Boxes lay upon the floor of my new room, packed to the brim with pieces of my life. Books, postcards, childhood figurines: they all have a place, even though I haven’t figured out where that place is. They exist as physical representations of who I am or who I’ve been, along with who I want to be. Some make me happy; others fill me with a heavy sadness. None of them are burdens. As I’ve moved throughout the years, I’ve learned what I really want to hang onto. I recognise the objects as pieces of myself I can, and will, carry. I’ve let go of what I can’t, or refuse, to bear.
I have a lot of growing up left to do, but I feel a beginning step is knowing how to let go of what burdens me. At times, it’s a struggle–letting go is only half of the battle; the other half comes from accepting the decision. I’ve thrown away documents and objects that no longer pertain to my life. They were unnecessary in one key critical way: they no longer fit me. I held on to so much for so long, unable to come to terms with the fact that I no longer needed these things. For two years, I kept my over-sized, four sizes too big, clothing. Because what if something happened and I needed them again? What if I wasn’t strong enough to keep with the routine I’d adapted? What if I was still that girl?
When I finally donated them, it was like releasing a bit of my past I hadn’t realised was holding on to me. I hadn’t realised I was still letting it define me, shape me. It took a while, but I finally accepted my strength. I finally accepted that I didn’t need to keep these pieces. I can remember them and learn from them, but I don’t need to carry them.
What a liberation: realising that I choose what I carry. It seems simple, but it means so much to me. It means that I don’t need to sit back and hold onto the parts of me that I know longer require. It means that I shape the weight upon my shoulders; I don’t let it define me or grow into a raging beast that I cannot control. I can choose what I let go of. So, I got rid of them. I continue to get rid of them. I throw away the scraps of paper. I keep the unicorn poster my mother gave me when I was a girl, even though I don’t particularly like unicorns. I choose my burdens. I carry what I will.

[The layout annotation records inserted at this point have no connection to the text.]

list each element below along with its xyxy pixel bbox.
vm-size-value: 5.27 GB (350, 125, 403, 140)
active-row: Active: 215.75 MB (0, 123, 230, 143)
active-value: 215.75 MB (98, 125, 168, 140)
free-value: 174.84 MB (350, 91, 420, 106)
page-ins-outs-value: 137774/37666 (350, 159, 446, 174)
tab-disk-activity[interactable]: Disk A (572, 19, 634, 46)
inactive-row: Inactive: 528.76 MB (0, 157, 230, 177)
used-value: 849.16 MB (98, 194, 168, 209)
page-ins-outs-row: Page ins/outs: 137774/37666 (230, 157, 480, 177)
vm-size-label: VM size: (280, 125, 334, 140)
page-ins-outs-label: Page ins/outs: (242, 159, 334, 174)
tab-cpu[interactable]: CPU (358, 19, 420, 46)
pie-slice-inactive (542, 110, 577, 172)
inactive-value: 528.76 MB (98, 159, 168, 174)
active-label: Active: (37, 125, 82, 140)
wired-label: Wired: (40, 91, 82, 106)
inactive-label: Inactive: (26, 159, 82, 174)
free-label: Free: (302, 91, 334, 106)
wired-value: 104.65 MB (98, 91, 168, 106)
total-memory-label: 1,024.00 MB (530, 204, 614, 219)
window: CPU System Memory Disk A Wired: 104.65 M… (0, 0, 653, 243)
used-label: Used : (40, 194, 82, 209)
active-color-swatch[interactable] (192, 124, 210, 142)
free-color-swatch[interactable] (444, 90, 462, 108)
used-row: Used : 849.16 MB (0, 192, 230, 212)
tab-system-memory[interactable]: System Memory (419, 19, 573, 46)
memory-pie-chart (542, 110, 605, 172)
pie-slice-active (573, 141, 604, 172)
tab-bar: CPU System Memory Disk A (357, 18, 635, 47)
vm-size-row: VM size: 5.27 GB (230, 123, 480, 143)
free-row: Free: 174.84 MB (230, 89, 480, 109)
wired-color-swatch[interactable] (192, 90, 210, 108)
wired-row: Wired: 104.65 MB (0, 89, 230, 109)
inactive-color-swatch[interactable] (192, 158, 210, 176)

This principle applies to people. Some must fade. Some must go in order to preserve the good that we had. Some grow distant. I’ve learned how to say goodbye. I’ve learned how to accept endings. I’ve written quite a few in my day. I remember the past, I reflect on the memories, but I refuse to carry them anymore. They are a weight I will not carry, not because I can’t, but because I won’t.
And then there’s you. I carry you. I carry you in my heart, in my thoughts. I can’t figure out what you are, yet.
That’s a lie. I know what you are. I know that you’re a heaviness I should not carry. That I should let you go. But, I’m not ready to. I’m having the hardest time accepting this. So I carry you. I carry you with me everywhere. Some day, I will learn to let you go. I will learn how to accept the refusal of this burden. But, it will be on my terms.
You’re packed away safely, waiting to see whether I continue to let you out of the box and place you upon my shelves or counter-tops, or whether I finally release you upon the universe–free of my shoulder blades.